Assuming a new CFPB Director appointed by President Trump was in place before the compliance date of a final arbitration rule, could the new Director stay the compliance date?  The decision issued earlier this week by the U.S. Court of Appeals for the D.C. Circuit in Clean Air Council v. Pruitt raises questions as to whether Director Cordray’s successor could validly issue such a stay unilaterally.  In that decision, the D.C. Circuit ruled that the EPA lacked authority to stay the compliance date of an EPA rule concerning methane and other greenhouse gas emissions and vacated the stay.

The EPA rule became effective in August 2016 and required regulated entities to conduct a monitoring survey by June 3, 2017.  After several industry associations filed a petition with the EPA seeking reconsideration of the rule and a stay of the compliance date pending reconsideration, the new EPA Administrator appointed by the Trump Administration announced that the EPA was convening a proceeding for reconsideration and issued a 90-day stay of the compliance date.  The EPA thereafter published a notice of proposed rulemaking and announced its intention to extend the stay for two years while it reconsidered the rule.  Several environmental groups then challenged the stay in the D.C. Circuit.

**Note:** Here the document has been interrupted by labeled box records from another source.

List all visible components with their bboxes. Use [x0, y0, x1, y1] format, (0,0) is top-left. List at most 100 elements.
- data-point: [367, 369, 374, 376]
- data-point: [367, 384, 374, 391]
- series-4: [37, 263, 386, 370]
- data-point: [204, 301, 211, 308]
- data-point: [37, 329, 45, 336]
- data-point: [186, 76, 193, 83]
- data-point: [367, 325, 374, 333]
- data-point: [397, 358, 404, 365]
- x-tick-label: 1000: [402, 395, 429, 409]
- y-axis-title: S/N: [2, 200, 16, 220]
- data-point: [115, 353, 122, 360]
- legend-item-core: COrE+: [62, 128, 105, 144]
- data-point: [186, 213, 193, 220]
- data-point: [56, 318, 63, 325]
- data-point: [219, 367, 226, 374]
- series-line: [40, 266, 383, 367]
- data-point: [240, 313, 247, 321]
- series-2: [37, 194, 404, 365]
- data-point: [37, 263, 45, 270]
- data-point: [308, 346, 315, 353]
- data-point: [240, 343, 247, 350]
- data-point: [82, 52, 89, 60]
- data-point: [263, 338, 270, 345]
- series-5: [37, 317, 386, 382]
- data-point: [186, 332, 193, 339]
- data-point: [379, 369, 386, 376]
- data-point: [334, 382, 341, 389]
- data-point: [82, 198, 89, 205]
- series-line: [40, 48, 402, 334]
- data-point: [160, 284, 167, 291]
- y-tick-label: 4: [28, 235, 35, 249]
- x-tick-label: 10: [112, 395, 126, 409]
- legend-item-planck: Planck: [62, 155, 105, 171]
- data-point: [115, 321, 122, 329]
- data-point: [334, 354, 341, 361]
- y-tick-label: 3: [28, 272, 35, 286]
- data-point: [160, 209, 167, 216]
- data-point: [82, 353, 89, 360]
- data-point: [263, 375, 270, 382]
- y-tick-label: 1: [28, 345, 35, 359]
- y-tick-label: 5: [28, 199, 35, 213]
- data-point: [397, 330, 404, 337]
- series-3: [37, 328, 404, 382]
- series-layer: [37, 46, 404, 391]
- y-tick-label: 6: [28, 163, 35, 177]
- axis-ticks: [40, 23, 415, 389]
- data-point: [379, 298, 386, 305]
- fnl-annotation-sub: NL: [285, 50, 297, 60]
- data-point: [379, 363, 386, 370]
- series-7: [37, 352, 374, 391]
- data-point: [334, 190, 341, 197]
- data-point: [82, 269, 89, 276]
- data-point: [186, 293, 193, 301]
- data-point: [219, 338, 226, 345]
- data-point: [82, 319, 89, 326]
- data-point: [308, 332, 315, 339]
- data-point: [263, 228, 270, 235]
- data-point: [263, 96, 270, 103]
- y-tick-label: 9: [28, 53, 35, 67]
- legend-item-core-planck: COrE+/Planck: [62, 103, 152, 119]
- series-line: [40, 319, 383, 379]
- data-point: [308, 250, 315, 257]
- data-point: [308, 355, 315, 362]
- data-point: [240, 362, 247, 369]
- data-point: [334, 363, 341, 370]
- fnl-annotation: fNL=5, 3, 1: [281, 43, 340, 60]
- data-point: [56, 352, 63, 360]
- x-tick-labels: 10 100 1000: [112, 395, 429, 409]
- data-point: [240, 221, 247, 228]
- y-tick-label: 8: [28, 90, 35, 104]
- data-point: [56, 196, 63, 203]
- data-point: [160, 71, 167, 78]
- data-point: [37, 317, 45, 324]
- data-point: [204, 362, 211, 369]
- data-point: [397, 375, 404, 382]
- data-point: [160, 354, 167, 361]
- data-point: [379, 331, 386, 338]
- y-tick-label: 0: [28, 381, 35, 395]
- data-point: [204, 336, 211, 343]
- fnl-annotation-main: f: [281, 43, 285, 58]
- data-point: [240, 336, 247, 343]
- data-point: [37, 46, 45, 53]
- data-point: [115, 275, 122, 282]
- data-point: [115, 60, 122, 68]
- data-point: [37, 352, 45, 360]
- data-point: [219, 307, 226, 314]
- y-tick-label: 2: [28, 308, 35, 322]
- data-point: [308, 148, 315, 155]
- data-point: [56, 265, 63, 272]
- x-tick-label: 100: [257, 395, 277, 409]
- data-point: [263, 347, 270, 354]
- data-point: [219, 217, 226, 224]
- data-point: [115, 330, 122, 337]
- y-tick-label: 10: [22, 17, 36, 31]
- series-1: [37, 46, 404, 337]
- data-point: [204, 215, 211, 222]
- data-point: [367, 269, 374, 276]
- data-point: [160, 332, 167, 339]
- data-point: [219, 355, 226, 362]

While agreeing with the EPA that an agency’s decision to grant a petition to reconsider a regulation is not a reviewable final agency action, the D.C. Circuit ruled that it did have authority to determine whether the stay was lawful.  According to the D.C. Circuit, by suspending the rule’s compliance date, the EPA’s stay was essentially an order delaying the rule’s effective date and therefore “tantamount to amending or revoking a rule.”  As a result, the D.C. Court concluded that it had jurisdiction to review the stay order’s validity.

The D.C. Circuit rejected the EPA’s reliance on its broad discretion to reconsider its own rules, observing that while agencies do have such broad discretion, they must comply with the Administrative Procedure Act (APA), including its notice and comment requirements.  It also rejected the EPA’s argument that it had inherent authority to stay or not enforce a final rule while it reconsidered the rule, and instead deemed it necessary for the EPA to “point to something in either the Clean Air Act or the APA” giving it authority to stay the rule.  The court then concluded that the only provision cited by the EPA, a Clean Air Act provision, did not give it the claimed authority because that provision only allowed a stay if reconsideration was mandatory and the court found reconsideration was not required.  However, the court also noted that “nothing in this opinion in any way limits the EPA’s authority to reconsider the final rule and to proceed with its June 16 NPRM.”

Based on the  D.C. Circuit’s Clean Air Council decision, it appears that while a new CFPB Director could issue a NPRM to reconsider a final arbitration rule, he or she might be unable to unilaterally stay the final rule’s compliance date.  Instead, it could be necessary for the new Director to propose a stay of the final rule pending its reconsideration that would be subject to notice and comment.

It is also possible that the CFPB will issue a final payday loan rule in the next few months.  Since the CFPB stated in its proposed rule that a final rule would generally not become effective until 15 months after its publication in the Federal Register and Director Cordray’s term expires in July 2018, even if Director Cordray stays at the CFPB until the end of his term, a new CFPB Director should be in place before a final payday loan rule becomes fully effective. However, any stay of a final payday loan rule’s effective date by a new Director could similarly be subject to notice and comment.

Other possible routes exist for overturning a final arbitration or payday loan rule.  Either rule could be invalidated through legislation eliminating the CFPB’s authority to issue such rule, a resolution of disapproval under the Congressional Review Act, or a lawsuit challenging the rule’s validity based on the CFPB’s failure to comply with Section 1028 of Dodd-Frank (which authorized the CFPB to regulate pre-dispute consumer financial services arbitration provisions) and/or the APA.